Freezing as a deterrent
Potentially more important: just the threat of freezing is a deterrent.
Digital assets are an attractive honeypot because of the lack of reversibility. If a would-be hacker knows the stolen stablecoins can and will be instantly frozen, that honeypot is a lot less sweet.
A 6-month intelligence operation and putting up $1M in capital starts to make less economic sense when there's a strong chance the funds get frozen before they can be moved into unfreezeable assets.
The ability for a company to freeze its stablecoin quickly may prevent it from being targeted in the first place.
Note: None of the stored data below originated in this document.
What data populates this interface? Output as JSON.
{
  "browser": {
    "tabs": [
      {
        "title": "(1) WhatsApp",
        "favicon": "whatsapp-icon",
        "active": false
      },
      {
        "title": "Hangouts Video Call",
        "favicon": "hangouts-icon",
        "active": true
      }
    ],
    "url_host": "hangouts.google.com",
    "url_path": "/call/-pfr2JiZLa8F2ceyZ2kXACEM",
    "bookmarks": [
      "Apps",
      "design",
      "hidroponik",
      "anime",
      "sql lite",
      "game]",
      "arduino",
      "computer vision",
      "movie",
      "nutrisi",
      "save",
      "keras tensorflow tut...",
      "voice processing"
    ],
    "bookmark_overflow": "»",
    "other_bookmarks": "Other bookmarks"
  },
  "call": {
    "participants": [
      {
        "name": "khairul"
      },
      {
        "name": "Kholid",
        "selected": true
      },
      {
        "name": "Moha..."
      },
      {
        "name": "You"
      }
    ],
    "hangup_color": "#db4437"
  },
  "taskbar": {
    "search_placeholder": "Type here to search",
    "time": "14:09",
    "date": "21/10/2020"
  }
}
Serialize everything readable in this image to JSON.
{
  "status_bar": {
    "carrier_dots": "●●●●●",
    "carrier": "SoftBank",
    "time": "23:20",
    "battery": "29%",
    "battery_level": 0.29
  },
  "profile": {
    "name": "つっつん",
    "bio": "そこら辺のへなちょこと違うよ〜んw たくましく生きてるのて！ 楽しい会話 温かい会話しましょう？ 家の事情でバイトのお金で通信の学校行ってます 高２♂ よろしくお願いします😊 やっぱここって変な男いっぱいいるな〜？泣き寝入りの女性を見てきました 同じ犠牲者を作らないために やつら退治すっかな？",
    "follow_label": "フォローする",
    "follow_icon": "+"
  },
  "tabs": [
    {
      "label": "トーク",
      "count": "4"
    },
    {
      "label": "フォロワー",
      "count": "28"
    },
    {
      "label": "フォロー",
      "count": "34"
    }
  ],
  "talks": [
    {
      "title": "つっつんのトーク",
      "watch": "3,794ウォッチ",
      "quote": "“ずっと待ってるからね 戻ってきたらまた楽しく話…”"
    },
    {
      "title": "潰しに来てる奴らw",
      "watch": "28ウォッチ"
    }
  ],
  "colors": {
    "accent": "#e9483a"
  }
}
Security over permissionlessness
The crypto purists will say freezing is antithetical to crypto because it's not very permissionless. I'd argue the opposite. The stablecoin ecosystem, and crypto ecosystem generally, is healthier with more issuers that have clearly defined freeze policies than with a few dominant issuers making discretionary calls behind closed doors.
If you want a censorship-resistant, permissionless asset, use Bitcoin, Ether, or DAI/USDS. Most fiat-backed stablecoins should optimize for security over permissionlessness. They still have the speed, cost, and programmability benefits that make stablecoins valuable. The policies around freezing just need to be transparent.
For companies building scaled stablecoin products, the Drift hack provides a valuable lesson: you want to own the freeze capability, or at minimum have a direct line to the entity that does.
Anything less is an unacceptable security dependency.